Dentista prático consegue direito de se registrar em conselho profissional

A incursão do requerente nos quadros da entidade ré foi permitida devido ao fato de que a lei que regulamenta a formação de odontólogos data de 1964, mas permite a inclusão de pessoas que praticavam atos desta natureza antes disso; o autor comprovou estar no ramo desde 1956.

Um dentista da Bahia teve deferida sua inscrição no Conselho Regional de Odontologia (CRO). Ele precisou entrar na Justiça para garantir seu direito, pois é um profissional prático, ou seja, não teve formação acadêmica para exercer a atividade. A 7ª Turma do TRF1 analisou a matéria de maneira unânime.

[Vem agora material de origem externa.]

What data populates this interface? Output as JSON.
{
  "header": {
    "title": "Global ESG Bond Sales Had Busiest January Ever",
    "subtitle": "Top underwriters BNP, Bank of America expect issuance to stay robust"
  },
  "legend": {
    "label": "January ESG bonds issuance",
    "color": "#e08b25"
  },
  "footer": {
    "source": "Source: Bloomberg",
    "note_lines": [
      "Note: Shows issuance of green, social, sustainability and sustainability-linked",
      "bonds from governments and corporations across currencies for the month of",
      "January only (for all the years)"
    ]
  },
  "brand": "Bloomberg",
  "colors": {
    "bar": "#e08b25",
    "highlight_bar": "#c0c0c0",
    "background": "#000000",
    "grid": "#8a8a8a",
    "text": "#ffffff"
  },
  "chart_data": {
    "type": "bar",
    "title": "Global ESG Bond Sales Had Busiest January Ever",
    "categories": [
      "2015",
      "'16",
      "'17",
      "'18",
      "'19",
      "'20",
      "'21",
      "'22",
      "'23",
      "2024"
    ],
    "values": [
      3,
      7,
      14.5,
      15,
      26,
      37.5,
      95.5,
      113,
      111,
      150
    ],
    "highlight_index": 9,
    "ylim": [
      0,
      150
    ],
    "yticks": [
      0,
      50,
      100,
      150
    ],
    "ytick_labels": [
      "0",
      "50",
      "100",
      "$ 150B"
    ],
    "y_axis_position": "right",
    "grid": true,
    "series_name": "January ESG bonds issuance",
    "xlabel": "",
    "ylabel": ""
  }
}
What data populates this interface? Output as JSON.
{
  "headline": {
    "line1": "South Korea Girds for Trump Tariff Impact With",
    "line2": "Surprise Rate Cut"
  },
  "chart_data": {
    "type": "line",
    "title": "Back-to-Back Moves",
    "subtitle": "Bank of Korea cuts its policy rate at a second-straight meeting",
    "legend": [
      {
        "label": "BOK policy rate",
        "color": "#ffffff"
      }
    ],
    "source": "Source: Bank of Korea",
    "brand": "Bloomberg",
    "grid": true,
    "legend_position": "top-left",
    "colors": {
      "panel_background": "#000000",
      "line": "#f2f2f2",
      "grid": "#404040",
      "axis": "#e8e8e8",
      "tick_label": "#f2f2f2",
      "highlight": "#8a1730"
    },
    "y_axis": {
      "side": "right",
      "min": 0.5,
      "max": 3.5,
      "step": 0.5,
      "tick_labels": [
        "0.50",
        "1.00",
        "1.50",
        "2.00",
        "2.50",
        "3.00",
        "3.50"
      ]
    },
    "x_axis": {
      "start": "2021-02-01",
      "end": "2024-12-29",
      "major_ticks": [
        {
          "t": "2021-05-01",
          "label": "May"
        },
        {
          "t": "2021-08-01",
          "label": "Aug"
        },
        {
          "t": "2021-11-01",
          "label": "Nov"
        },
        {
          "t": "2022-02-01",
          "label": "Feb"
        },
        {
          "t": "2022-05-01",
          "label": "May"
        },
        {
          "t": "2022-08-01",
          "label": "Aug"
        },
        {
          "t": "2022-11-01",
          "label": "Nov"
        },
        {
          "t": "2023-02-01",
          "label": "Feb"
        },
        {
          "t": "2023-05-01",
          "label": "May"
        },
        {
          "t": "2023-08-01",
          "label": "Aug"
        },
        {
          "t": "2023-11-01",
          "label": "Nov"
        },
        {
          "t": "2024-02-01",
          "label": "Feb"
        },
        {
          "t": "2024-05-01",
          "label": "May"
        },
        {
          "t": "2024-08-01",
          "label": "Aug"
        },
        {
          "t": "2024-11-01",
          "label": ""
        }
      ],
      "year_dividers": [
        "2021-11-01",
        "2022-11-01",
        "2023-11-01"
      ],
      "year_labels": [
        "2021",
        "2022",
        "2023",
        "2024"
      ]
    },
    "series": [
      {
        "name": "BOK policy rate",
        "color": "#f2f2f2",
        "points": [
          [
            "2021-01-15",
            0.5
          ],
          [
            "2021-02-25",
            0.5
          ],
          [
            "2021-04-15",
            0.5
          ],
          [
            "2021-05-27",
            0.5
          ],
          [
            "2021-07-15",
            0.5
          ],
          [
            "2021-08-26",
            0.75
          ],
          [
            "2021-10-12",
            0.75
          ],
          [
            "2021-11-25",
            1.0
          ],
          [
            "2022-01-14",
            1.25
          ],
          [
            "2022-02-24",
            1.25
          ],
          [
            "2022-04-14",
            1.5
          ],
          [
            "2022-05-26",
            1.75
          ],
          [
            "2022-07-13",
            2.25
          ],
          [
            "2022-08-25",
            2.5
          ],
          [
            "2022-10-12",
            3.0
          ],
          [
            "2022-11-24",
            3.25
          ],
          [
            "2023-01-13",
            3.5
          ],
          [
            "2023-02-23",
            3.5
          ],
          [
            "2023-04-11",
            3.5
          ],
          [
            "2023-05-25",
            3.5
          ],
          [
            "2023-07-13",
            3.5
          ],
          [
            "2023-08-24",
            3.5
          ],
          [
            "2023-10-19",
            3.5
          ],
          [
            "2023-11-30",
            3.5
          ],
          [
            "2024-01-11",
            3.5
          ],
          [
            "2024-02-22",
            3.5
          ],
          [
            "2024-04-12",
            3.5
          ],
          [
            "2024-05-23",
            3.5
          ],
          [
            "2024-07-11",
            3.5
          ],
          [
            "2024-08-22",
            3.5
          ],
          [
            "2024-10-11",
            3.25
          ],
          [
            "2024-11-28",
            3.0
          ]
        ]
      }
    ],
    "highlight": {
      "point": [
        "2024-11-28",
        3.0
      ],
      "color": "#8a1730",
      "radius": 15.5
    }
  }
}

Na 1ª instância, o homem conseguiu o direito de se inscrever no Conselho para clinicar regularmente. Houve apelação do CRO/BA para o Tribunal.

O órgão alega que o apelado “não pode ser inscrito em seus quadros, sob pena de estar-se chancelando o exercício ilegal de profissão regulamentada, infringindo o art. 282 do Código Penal”. Outro motivo descrito pela entidade é que a profissão de prático-dentista não mais existe no sistema legal desde 1934, e que o exercício da odontologia é privativo aos profissionais habilitados com diploma expedido por faculdades registradas no Ministério da Educação.

Ao examinar o recurso, o relator, juiz federal convocado Carlos Eduardo Castro Martins, observou que a Lei nº 4.324/64, regulamentada pelo Decreto nº 68.704/71, estabelece que “a inscrição dos profissionais já registrados nos órgãos de saúde pública na data da presente lei será feita independentemente de apresentação de diplomas, mediante prova do registro na repartição competente

O magistrado ressaltou que vários documentos dos autos comprovam que o requerente trabalha como dentista desde 1956. Dentre os papeis, há os emitidos pela Secretaria de Saúde Pública do município de Caravelas (BA) e o alvará de licença para o funcionamento do consultório dentário e de prótese, tendo inclusive o Poder Judiciário lhe encaminhado paciente preso através de ofício, conforme apontou o julgador. “Assim, tenho que a decisão do CRO/BA de negar ao apelado o registro em seus quadros constitui ilegalidade, pois, ao que consta dos autos, o mesmo preenche os requisitos legais para enquadrar-se na exceção.”